Groenbemestermengsels hebben een positief effect op de bodemkwaliteit. Hoe met de keuze voor soorten het bodemleven gestuurd kan worden, wordt onderzocht.
Groenbemestermengsels hebben in tien jaar tijd een vaste plaats verworven op de Nederlandse akkers. Volgens Liesje Mommer, hoogleraar plantenecologie van Wageningen UR, is dat gezien vanuit de ecologie logisch. Op de TerraLife Innovatie-middag van DSV-zaden in Ven-Zelderheide (L.) zei ze dat uit twintig jaar proeven die wereldwijd uitgevoerd zijn veel voordelen ten opzichte van monoculturen naar voren komen. De verschillende soorten stimuleren elkaar, vormen meer massa en zorgen voor een actiever bodemleven.

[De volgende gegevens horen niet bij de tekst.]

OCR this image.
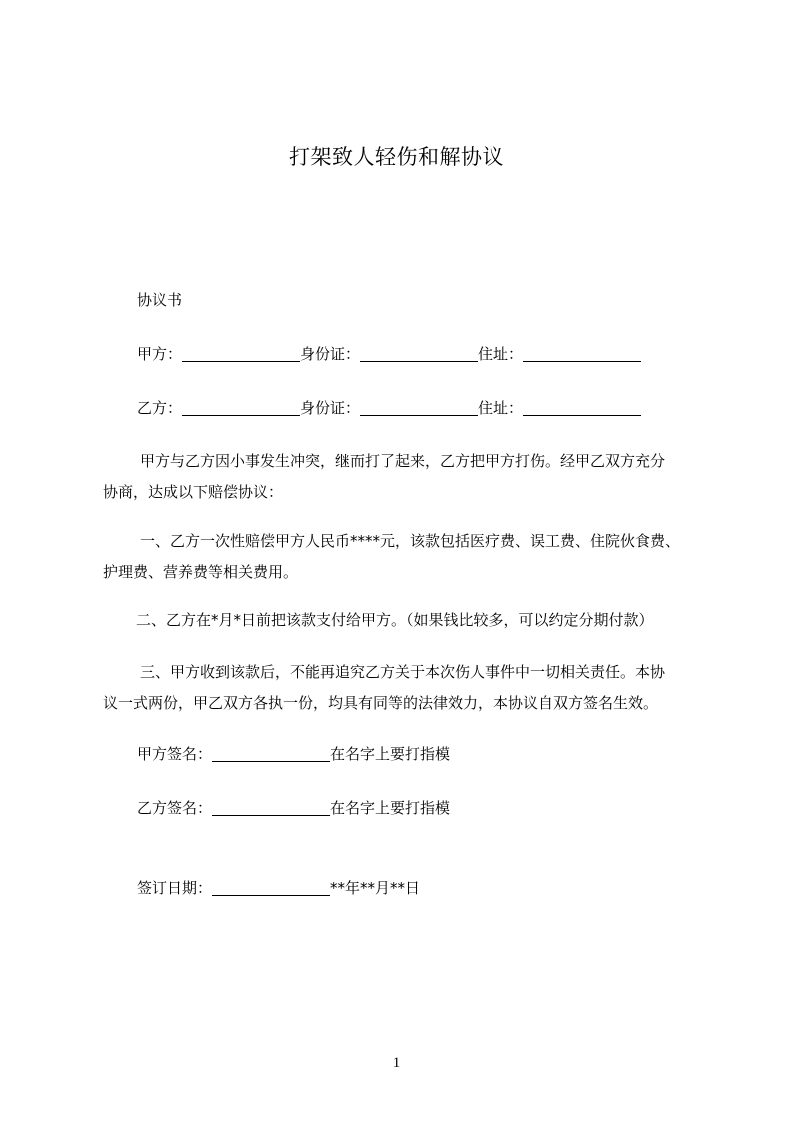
打架致人轻伤和解协议
协议书
甲方：	身份证：	住址：
乙方：	身份证：	住址：

甲方与乙方因小事发生冲突，继而打了起来，乙方把甲方打伤。经甲乙双方充分

协商，达成以下赔偿协议：

一、乙方一次性赔偿甲方人民币****元，该款包括医疗费、误工费、住院伙食费、

护理费、营养费等相关费用。

二、乙方在*月*日前把该款支付给甲方。（如果钱比较多，可以约定分期付款）

三、甲方收到该款后，不能再追究乙方关于本次伤人事件中一切相关责任。本协

议一式两份，甲乙双方各执一份，均具有同等的法律效力，本协议自双方签名生效。

甲方签名：	在名字上要打指模
乙方签名：	在名字上要打指模
签订日期：	**年**月**日
1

Grote verschillen in groenbemestersoorten
Een belangrijke onderzoeksvraag is wat het effect van groenbemestersoorten op pathogenen en hun antagonisten in de bodem is. Het lijkt erop dat gewassen bij een actief bodemleven minder last hebben van pathogenen. Hoe dat precies werkt, is nog niet duidelijk. Mommer noemt deze materie ‘onwijs ingewikkeld’. Daarom is binnen PPS Groenbemesters (Publiek Private Samenwerking) een onderzoek opgestart om te bepalen welke invloed verschillende groenbemesters hebben op het bodemleven.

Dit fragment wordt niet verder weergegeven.